The Hawks don’t play in the middle of a cornfield Breitbarth discovered.
“I did my search on YouTube of what the campus is like and it’s very spiffy,” he said. “I like it very much.”
His two older siblings set a high bar for him.
Jordyn Breitbarth, a 2014 Hilo graduate, played softball and soccer at Dakota County Tech, a junior college in Minnesota and transferred to Wayne State, a Division II school in Michigan.
Josh Breitbarth, a 2016 Hilo graduate, spent two years at Iowa Central Community College and transferred to Simpson College, a Division III school in Iowa.
“My siblings were a humongous influence all my life. My competitiveness started at a young age, stickball in the yard,” he said. “Ever since then, I loved competing. They were both able to get scholarships out of high school, and my competitiveness wasn’t going to let me finish high school without one either.”
He’s thankful his mom, Lori Breitbarth, never stepped in and told his older siblings to take it easy on him.
“It just made me work harder,” he said. “They were the key role models who helped shape me into the type of athlete I am today.”
Jordyn is at physical therapy school in Nebraska, where she is working on a doctorate. Josh is finishing his senior year with online classes.
Breitbarth is also adjusting to his new routine during the stay-at-home mandate during the coronavirus pandemic.
“It’s weird. I’ve never slept so much or ate so much in my life, but it is what it is,” he said. “I try to make the best of it, to stay in shape and lift with what I call weights at my house and improvise a lot. I kick balls into the soccer net often, so I don’t lose my touch.”
He’ll take general studies and figures to major in natural resource management.
The family has taken to trips to the Cornhusker State before. Still, it isn’t Hawaii, where beaches and warm weather are suitable to his taste.

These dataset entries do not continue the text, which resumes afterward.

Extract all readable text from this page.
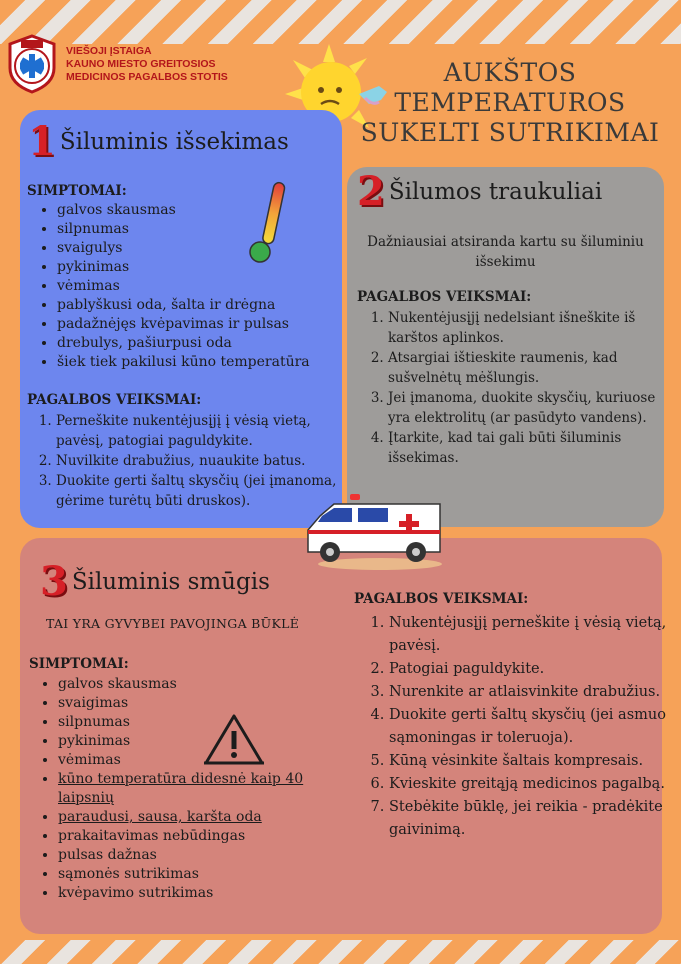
VIEŠOJI ĮSTAIGA
KAUNO MIESTO GREITOSIOS
MEDICINOS PAGALBOS STOTIS	AUKŠTOS
TEMPERATUROS
SUKELTI SUTRIKIMAI
1 Šiluminis išsekimas
SIMPTOMAI:
• galvos skausmas
• silpnumas
• svaigulys
• pykinimas
• vėmimas
• pablyškusi oda, šalta ir drėgna
• padažnėjęs kvėpavimas ir pulsas
• drebulys, pašiurpusi oda
• šiek tiek pakilusi kūno temperatūra
PAGALBOS VEIKSMAI:
1. Perneškite nukentėjusįjį į vėsią vietą, pavėsį, patogiai paguldykite.
2. Nuvilkite drabužius, nuaukite batus.
3. Duokite gerti šaltų skysčių (jei įmanoma, gėrime turėtų būti druskos).
2 Šilumos traukuliai
Dažniausiai atsiranda kartu su šiluminiu išsekimu
PAGALBOS VEIKSMAI:
1. Nukentėjusįjį nedelsiant išneškite iš karštos aplinkos.
2. Atsargiai ištieskite raumenis, kad sušvelnėtų mėšlungis.
3. Jei įmanoma, duokite skysčių, kuriuose yra elektrolitų (ar pasūdyto vandens).
4. Įtarkite, kad tai gali būti šiluminis išsekimas.
3 Šiluminis smūgis
TAI YRA GYVYBEI PAVOJINGA BŪKLĖ
SIMPTOMAI:
• galvos skausmas
• svaigimas
• silpnumas
• pykinimas
• vėmimas
• kūno temperatūra didesnė kaip 40 laipsnių
• paraudusi, sausa, karšta oda
• prakaitavimas nebūdingas
• pulsas dažnas
• sąmonės sutrikimas
• kvėpavimo sutrikimas
PAGALBOS VEIKSMAI:
1. Nukentėjusįjį perneškite į vėsią vietą, pavėsį.
2. Patogiai paguldykite.
3. Nurenkite ar atlaisvinkite drabužius.
4. Duokite gerti šaltų skysčių (jei asmuo sąmoningas ir toleruoja).
5. Kūną vėsinkite šaltais kompresais.
6. Kvieskite greitąją medicinos pagalbą.
7. Stebėkite būklę, jei reikia - pradėkite gaivinimą.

“My family has taken trips near the area every other summer to visit relatives, so I am familiar with a few things,” he said. “I will still be excited when I see a squirrel. I’m worried that I’m going to have a hard time finding the beach and 80 degree year-round weather. But who knows, maybe the snow that comes with the negative 10-degree wind chill won’t totally suck.
“As long as I get sent my spam and rice in the mail, I should be able to hold up.”
No matter how far he goes, he’s still the local boy at heart.